Most of Elliott’s stories focus on conflicts surrounding the rules of nature and humanity’s attempt to adapt to it or control it. “LIMBs” and “Jaws” reflect a fear of mortality—both have characters suffering from dementia. “Regeneration at Mukti” and “Caveman Diet” are driven by the fear of growing old and serve as cautionary tales against our culture’s preoccupation with youth and appearance. “Organisms” mixes commentary on our technology-obsessed culture with a vulnerability to disease. In “Feral,” a teacher un-domesticates. She begins to smell the pack dogs terrorizing her town and is lured into their wild fray: “Our own town fit the usual profile: failing schools, rinky-dink chicken farms, and closing plants, an obese and debt-strapped populace… their offspring suffering new configurations of hyperactivity disorders and social dysfunction.” This passage reflects a recurring theme of disappointment in the status quo—in this instance, our socioeconomic norms are so flawed and unsatisfying that a de-evolution into nature is the best (and only) option.

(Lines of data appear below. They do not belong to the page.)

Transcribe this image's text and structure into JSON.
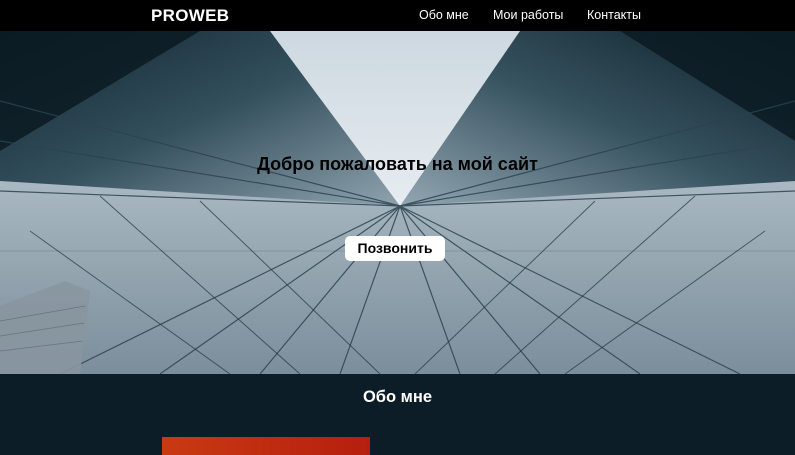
{
  "header": {
    "logo": "PROWEB",
    "nav": [
      {
        "label": "Обо мне"
      },
      {
        "label": "Мои работы"
      },
      {
        "label": "Контакты"
      }
    ]
  },
  "hero": {
    "title": "Добро пожаловать на мой сайт",
    "button_label": "Позвонить",
    "image": "low-angle-glass-skyscrapers-photo"
  },
  "about": {
    "title": "Обо мне"
  },
  "colors": {
    "header_bg": "#000000",
    "section_bg": "#0d1d27",
    "accent": "#c93a12",
    "button_bg": "#ffffff"
  }
}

This sense of rebelling continues. In the book’s final story, “The End of the World,” a band tries to regroup for one final song. One member lives in a cabin where he eats only what he can kill or forage. Except something is amiss. “Bill himself looks a bit green under the gills—way too skinny… so skinny that his pants hang from his pelvic bones, his eye sockets look deeper, and his neck resembles a delicate stalk.” In this piece Elliott makes sly reference to the other stories in her collection, as if to indicate that “The End of the World” depicts a time and place that has accumulated all of The Wilds’ strange events. In Elliott’s final story there is no correct way to live; her characters are trapped by forces outside their control in spite of their efforts to escape. She is perhaps telling us that at the end of it all, our best efforts may not be enough.
You may think you’ve read this book or something like it. Female short story writers like Kelly Link, Karen Russell, Aimee Bender, and Amelia Gray have made names for themselves by writing absurd and surreal tales. What I like so much about Elliott’s work is that her writing reflects dissatisfaction with where we are going as a society. Her characters are being propelled toward an end that is inevitable and unsatisfying. Elliott writes about big issues: how we treat our senior citizens, the spread of viruses, the fear of growing old, the excess of vanity, the hypocrisy of religion, the quality of our food, the precariousness of technology, and yes, the end of the world. Pirates invade, characters worry about the death toll in Afghanistan, and people sunburn. A grandmother levitates above the couch, a mechanical shark terrifies an aging woman, and a robot feels love. Elliott is a prose stylist and thinker all her own. Her work is unique and haunting, often drifting into apocalyptic and dystopian territory, but in many ways rooted in reality. I could not turn away from her tales. At the end of my time with The Wilds, I was completely devoted to Elliott’s dark depictions of the world.